Rather than just telling the reader about violence, Jessica Morey-Collins asks questions about a memory of sexual abuse in “Exit Interview”:

                             How many children, total,
did he masturbate to, and how vast a network
of hurt was he a dot on? I wonder about the dye-droplet
of my words into the internet’s water—if it bled
into how many stranger’s homes. How
many people will read my poems? If I
find kind words and diffuse them far,
will I dampen these knots and help them to loosen?

The poem’s queries seem to be driven by the speaker’s need to make sense of events and to find a way out of the memory, to help the knots of trauma loosen. The very act of writing the poem, then, is a way to move through the purgatorial sentence of the trauma, the way that it returns in memory, as if re-inflicted.
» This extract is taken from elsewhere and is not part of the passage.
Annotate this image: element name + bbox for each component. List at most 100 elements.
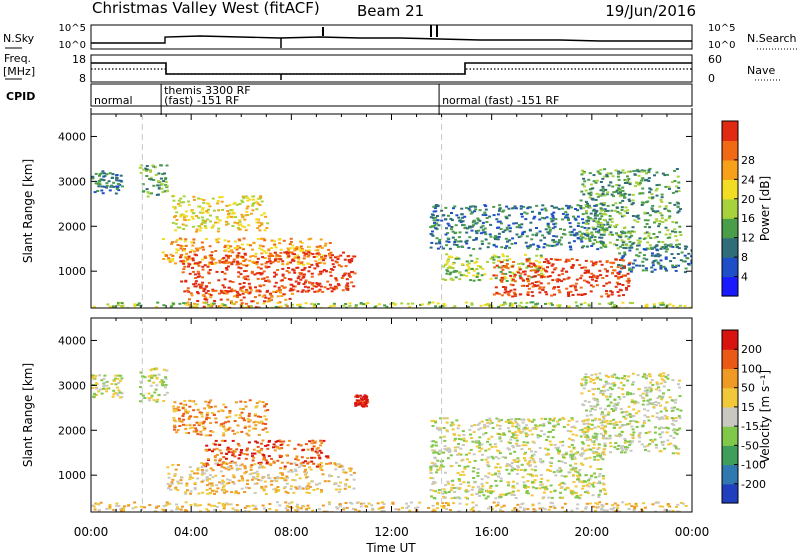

“We must make meaning to survive,” muses the speaker of Allison Benis White’s Please Bury Me in This, a book-length lyric hybrid work in the voice of a woman in the throes of suicidal ideation. The ways in which institutionalized and internalized violences affect mental health are numerous, and so, it seems important to include this work in an overview of recent poetry about violence against women. Violence doesn’t simply stop once the physical and verbal acts have been committed, and White’s work demonstrates this again and again. It is a testimony for the testimony: “word by word the mouth assembles the soul.”